You should be blocking 1-3 hours per week to find and analyze deals. This may seem silly because the best deals are off market and found at networking events. But if you make it a habit to look for and analyze deals during the week, you’ll be current on the market, evaluations will seem routine and it will be easier for you to do it quickly when a deal is in front of your face.

4. No One Knows You’re Looking To Buy.
One of the biggest ways to self sabotage expansion is to not tell people that you were looking to buy. Telling other investors that you’re looking to make a purchase is the most effective way to find out what’s available. When an investor asks you ‘what you’re up to’ or ‘how it’s going’ your first instinct should be to tell them what you’re looking for. If no one knows you’re looking, how are they going to know to tell you when they find something? Don’t assume everyone knows your looking to buy just because they know you invest.

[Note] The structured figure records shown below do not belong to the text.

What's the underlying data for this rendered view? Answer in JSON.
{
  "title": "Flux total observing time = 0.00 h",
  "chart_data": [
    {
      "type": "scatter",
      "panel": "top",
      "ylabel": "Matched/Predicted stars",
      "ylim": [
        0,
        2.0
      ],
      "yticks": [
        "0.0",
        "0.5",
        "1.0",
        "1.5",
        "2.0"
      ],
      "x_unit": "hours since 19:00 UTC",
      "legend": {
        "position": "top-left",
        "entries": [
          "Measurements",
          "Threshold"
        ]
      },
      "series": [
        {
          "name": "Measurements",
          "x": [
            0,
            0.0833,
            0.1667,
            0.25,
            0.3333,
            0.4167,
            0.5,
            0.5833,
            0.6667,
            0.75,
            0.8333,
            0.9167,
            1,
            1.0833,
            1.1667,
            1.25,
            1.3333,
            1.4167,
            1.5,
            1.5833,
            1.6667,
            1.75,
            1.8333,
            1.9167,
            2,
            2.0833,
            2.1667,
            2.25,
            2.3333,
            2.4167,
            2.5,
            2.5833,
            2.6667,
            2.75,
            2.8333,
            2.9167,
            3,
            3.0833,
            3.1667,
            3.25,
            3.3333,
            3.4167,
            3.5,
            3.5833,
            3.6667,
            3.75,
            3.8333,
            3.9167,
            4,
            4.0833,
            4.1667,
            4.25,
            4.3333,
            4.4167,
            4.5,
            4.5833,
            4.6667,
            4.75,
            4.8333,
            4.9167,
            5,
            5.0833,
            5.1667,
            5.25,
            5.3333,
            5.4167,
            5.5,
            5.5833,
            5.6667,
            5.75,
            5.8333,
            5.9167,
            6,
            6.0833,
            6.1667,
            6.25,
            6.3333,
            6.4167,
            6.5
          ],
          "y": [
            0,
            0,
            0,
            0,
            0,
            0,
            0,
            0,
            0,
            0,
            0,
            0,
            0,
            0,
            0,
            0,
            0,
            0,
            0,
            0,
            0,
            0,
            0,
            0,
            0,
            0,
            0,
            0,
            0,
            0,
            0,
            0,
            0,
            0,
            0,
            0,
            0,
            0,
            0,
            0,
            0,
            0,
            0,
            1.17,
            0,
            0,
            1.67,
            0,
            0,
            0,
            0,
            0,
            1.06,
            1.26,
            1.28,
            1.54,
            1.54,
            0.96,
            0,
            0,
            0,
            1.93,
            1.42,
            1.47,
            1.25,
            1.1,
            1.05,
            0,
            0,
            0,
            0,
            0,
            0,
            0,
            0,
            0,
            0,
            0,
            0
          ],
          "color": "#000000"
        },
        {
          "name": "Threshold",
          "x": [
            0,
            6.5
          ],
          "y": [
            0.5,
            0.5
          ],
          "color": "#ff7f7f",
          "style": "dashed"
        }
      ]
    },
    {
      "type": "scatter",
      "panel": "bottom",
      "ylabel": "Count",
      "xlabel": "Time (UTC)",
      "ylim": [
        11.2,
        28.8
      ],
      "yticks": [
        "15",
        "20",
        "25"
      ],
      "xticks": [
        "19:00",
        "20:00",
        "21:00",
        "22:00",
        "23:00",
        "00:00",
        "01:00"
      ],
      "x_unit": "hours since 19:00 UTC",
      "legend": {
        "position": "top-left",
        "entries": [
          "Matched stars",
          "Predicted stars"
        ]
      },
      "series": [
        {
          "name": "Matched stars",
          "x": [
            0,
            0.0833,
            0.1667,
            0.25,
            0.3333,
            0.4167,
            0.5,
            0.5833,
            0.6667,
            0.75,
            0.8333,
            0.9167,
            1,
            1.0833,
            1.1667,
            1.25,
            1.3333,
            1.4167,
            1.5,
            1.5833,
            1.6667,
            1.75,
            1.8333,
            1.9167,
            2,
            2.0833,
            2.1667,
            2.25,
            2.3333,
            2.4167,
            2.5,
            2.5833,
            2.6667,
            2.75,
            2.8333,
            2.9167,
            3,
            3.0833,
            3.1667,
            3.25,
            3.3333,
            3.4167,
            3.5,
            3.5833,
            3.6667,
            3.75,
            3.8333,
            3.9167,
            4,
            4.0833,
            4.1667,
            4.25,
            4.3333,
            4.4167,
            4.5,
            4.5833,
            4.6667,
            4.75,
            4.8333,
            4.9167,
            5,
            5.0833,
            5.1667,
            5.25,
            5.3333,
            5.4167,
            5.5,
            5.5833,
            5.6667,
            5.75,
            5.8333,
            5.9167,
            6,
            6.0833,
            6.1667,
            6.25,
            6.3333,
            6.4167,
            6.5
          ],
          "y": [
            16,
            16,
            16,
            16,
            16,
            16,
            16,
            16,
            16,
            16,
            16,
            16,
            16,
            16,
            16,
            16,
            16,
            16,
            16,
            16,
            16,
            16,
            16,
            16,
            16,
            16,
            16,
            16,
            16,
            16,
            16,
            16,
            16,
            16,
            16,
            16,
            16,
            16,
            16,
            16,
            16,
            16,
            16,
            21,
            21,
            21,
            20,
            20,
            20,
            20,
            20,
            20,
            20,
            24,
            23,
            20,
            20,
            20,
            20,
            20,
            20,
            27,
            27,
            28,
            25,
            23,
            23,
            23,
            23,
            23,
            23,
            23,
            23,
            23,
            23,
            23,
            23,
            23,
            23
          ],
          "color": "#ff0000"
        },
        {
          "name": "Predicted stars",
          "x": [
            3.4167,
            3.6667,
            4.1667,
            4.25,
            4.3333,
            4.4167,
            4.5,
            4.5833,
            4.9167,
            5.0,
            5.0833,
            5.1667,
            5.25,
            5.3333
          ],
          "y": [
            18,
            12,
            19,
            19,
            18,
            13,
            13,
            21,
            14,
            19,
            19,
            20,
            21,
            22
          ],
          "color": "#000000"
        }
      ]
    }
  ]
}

5. You Aren’t Networking Enough.
In the digital age networking is more than just going to in person events. In-person events are where you will get the best connections but they aren’t the only piece of the puzzle. By being part of digital networking groups on Facebook, Bigger Pockets or others opens yourself up to the possibility of getting deals or working with people who do not live in your state. Chances are you won’t meet them at a local meeting. If you aren’t where they are, they won’t be able to find you, and you won’t be able to do business with them.

Stop sabotaging your own expansion. Implement these tips, stick to them and you will see how expanding your portfolio is quicker than you think it is.